The strength of supply-side doctrine is its attention to the disincentives that high marginal tax rates create for saving and investment, the pillars of economic growth. Its weakness is that it does not go far enough: it’s not just ascending marginal rates that dampen economic growth, but all taxes that redistribute wealth from the private to the public sector. The overall level of all taxes – including payroll taxes, excise taxes, and inheritance taxes – matters just as much as how those taxes are structured and which sectors they hit.

So much for the soft claims of supply-siders. In the best light, it’s classical economics marketed for our times, and praiseworthy as far as it goes. But there is another side to supply-side tax doctrine that deserves more scrutiny, beginning with its claim that tax cuts tend to pay for themselves. This is a doctrine constructed mainly for political advantage. It relieves tax-cutting candidates from having to specify spending cuts.

The empirical example usually cited to prove this claim comes from the 1980s: rates went down, growth went up, while revenue went up. Sadly, the data usually consider only income tax rates, which were indeed cut, and leave aside all other taxes, which were vastly increased. For example, the primary text defending the 1980s, Robert Bartley’s The Seven Fat Years, suppresses all discussion of Reagan’s tax increases.

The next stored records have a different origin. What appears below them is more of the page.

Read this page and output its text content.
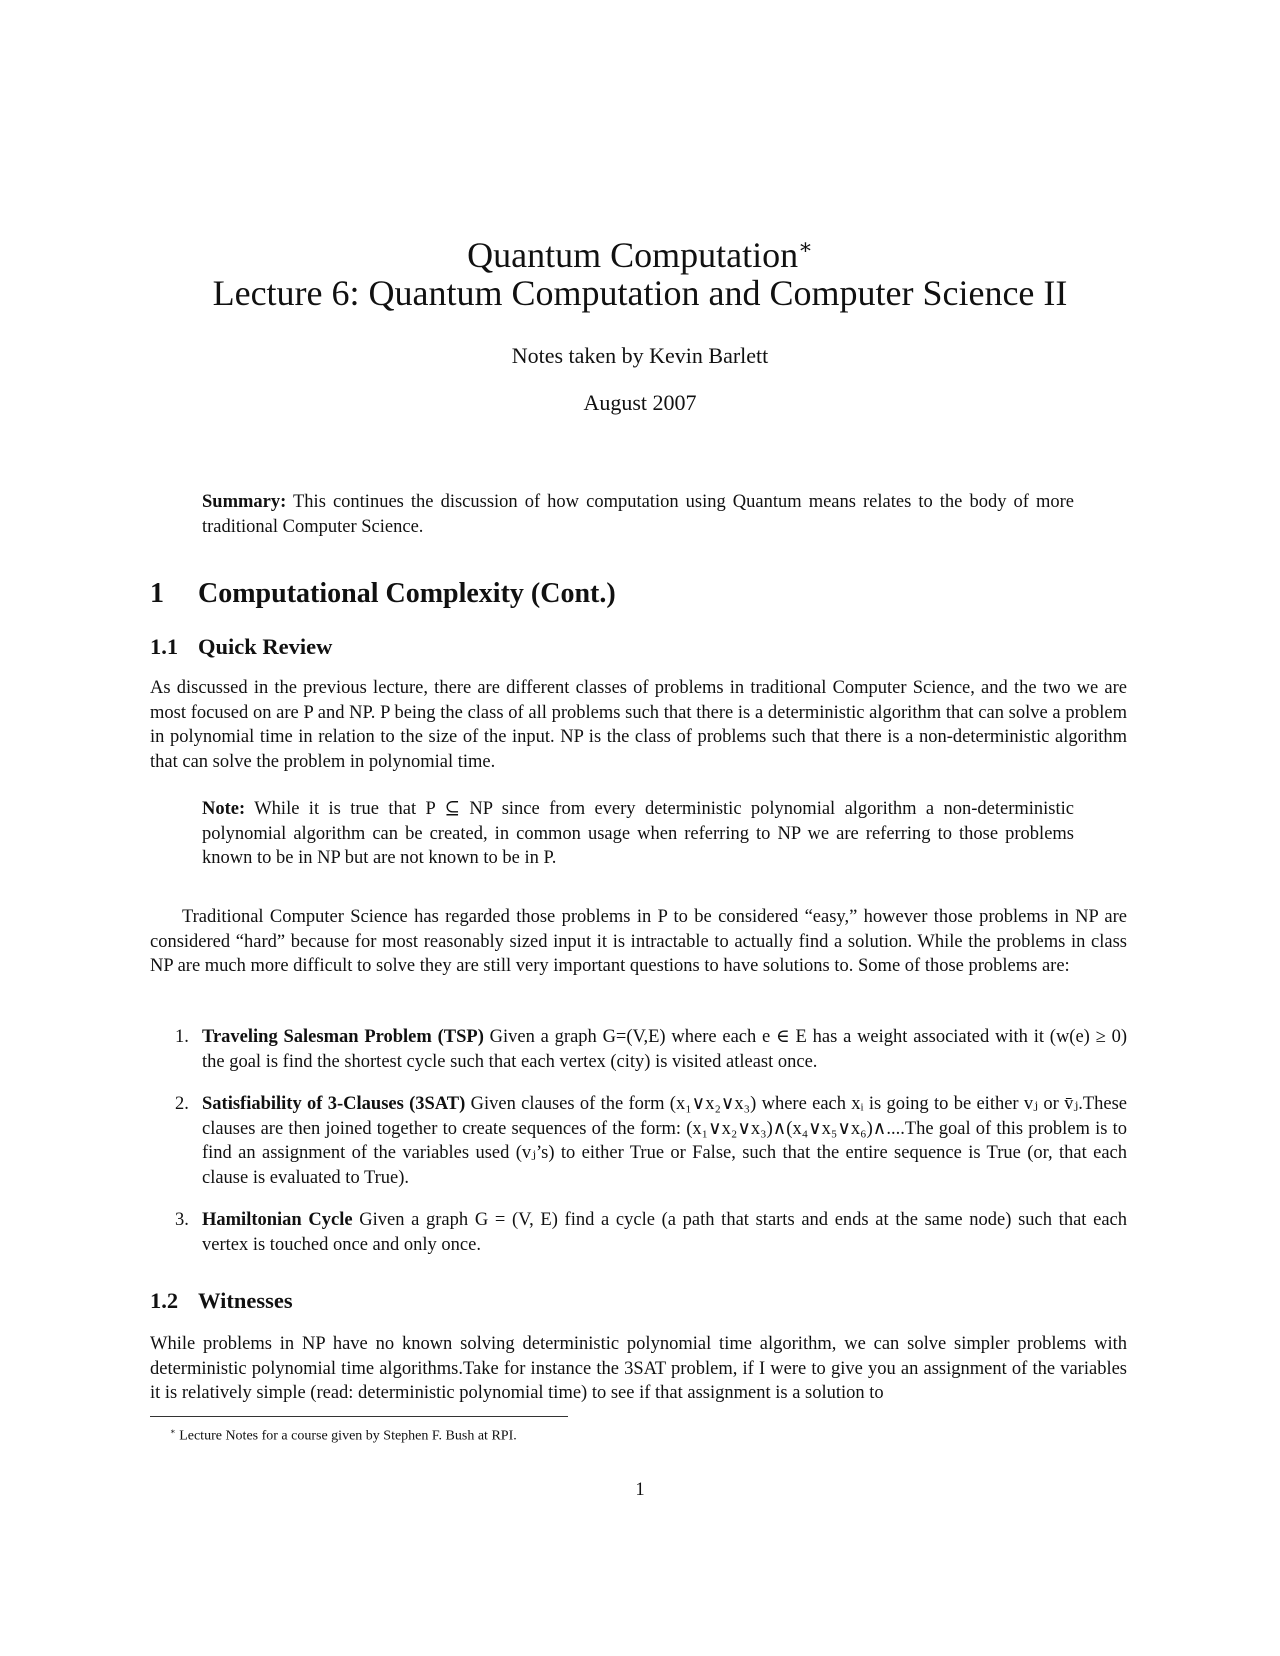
Quantum Computation∗
Lecture 6: Quantum Computation and Computer Science II
Notes taken by Kevin Barlett
August 2007
Summary: This continues the discussion of how computation using Quantum means relates to the body of more traditional Computer Science.
1 Computational Complexity (Cont.)
1.1 Quick Review
As discussed in the previous lecture, there are different classes of problems in traditional Computer Science, and the two we are most focused on are P and NP. P being the class of all problems such that there is a deterministic algorithm that can solve a problem in polynomial time in relation to the size of the input. NP is the class of problems such that there is a non-deterministic algorithm that can solve the problem in polynomial time.
Note: While it is true that P ⊆ NP since from every deterministic polynomial algorithm a non-deterministic polynomial algorithm can be created, in common usage when referring to NP we are referring to those problems known to be in NP but are not known to be in P.
Traditional Computer Science has regarded those problems in P to be considered “easy,” however those problems in NP are considered “hard” because for most reasonably sized input it is intractable to actually find a solution. While the problems in class NP are much more difficult to solve they are still very important questions to have solutions to. Some of those problems are:
1. Traveling Salesman Problem (TSP) Given a graph G=(V,E) where each e ∈ E has a weight associated with it (w(e) ≥ 0) the goal is find the shortest cycle such that each vertex (city) is visited atleast once.
2. Satisfiability of 3-Clauses (3SAT) Given clauses of the form (x₁∨x₂∨x₃) where each xᵢ is going to be either vⱼ or v̄ⱼ.These clauses are then joined together to create sequences of the form: (x₁∨x₂∨x₃)∧(x₄∨x₅∨x₆)∧....The goal of this problem is to find an assignment of the variables used (vⱼ’s) to either True or False, such that the entire sequence is True (or, that each clause is evaluated to True).
3. Hamiltonian Cycle Given a graph G = (V, E) find a cycle (a path that starts and ends at the same node) such that each vertex is touched once and only once.
1.2 Witnesses
While problems in NP have no known solving deterministic polynomial time algorithm, we can solve simpler problems with deterministic polynomial time algorithms.Take for instance the 3SAT problem, if I were to give you an assignment of the variables it is relatively simple (read: deterministic polynomial time) to see if that assignment is a solution to
∗ Lecture Notes for a course given by Stephen F. Bush at RPI.
1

Ironically, it was Bob Dole who watered down the tax cut of 1981, and eventually pushed through a reversal when he served as chairman of the Senate Finance Committee. Dole claimed frequently on background to the New York Times that tax cuts are potentially inflationary.

The ink was barely dry on 1981’s tax cuts when Dole and Pete Domenici devised new tax increases totaling $48 billion. By the end, this had ballooned to $122 billion, and it included a repeal of the third installment of cuts. Dole shepherded it through the Senate on a partisan vote, with Democrats voting against tax increases. In light of what was then the largest tax increase in U.S. history, it’s hardly surprising that revenue increased.

There’s an even darker side to supply sideism, typified by Jack Kemp’s wild spending when he was head of Housing and Urban Development. While calling for tax cuts, he demanded far more for his own department than even a Democratic Congress would consider. As Jeff Tucker has pointed out, if Kemp’s requests had been approved, HUD would have grown by half, as it was, he managed to expand it by a third.

Was this the exception to the supply-side rule? Sadly not. Their writings express the view that we can keep the mixed economy just as it is – dominated by the world’s largest system of transfer payments – so long as we reconfigure the tax code. Private enterprise can be enlisted, unwittingly, to pay for ever-higher public spending.

To make tax cuts a reality and a public benefit, government must be made to curb its appetite for spending. Without such a curb, the spending will be paid for in other ways: through increased borrowing, which crowds out private investment, or through debt monetization.

A similar problem spoils supply-side monetary policy. Many advocate a gold price rule for monetary management. But the chief benefit of gold is that it shackles the ability of government to borrow and monetize debt. All that government spends must be collected in taxes or else. Loose money is absolutely prohibited. The benefits of gold derive from the fiscal discipline it imposes, the discipline supply-siders reject as “root-canal economics.”

Should we cut taxes? The more the merrier. It doesn’t matter whether it’s socialists, free marketeers, or supply-siders doing the cutting, so long as the burden of government is reduced. But let’s not fool ourselves into thinking that tax cuts can make today’s socialistic policies fiscally feasible. The goal is to hinder the planners – whether they seek to control what the people demand, supply, or both.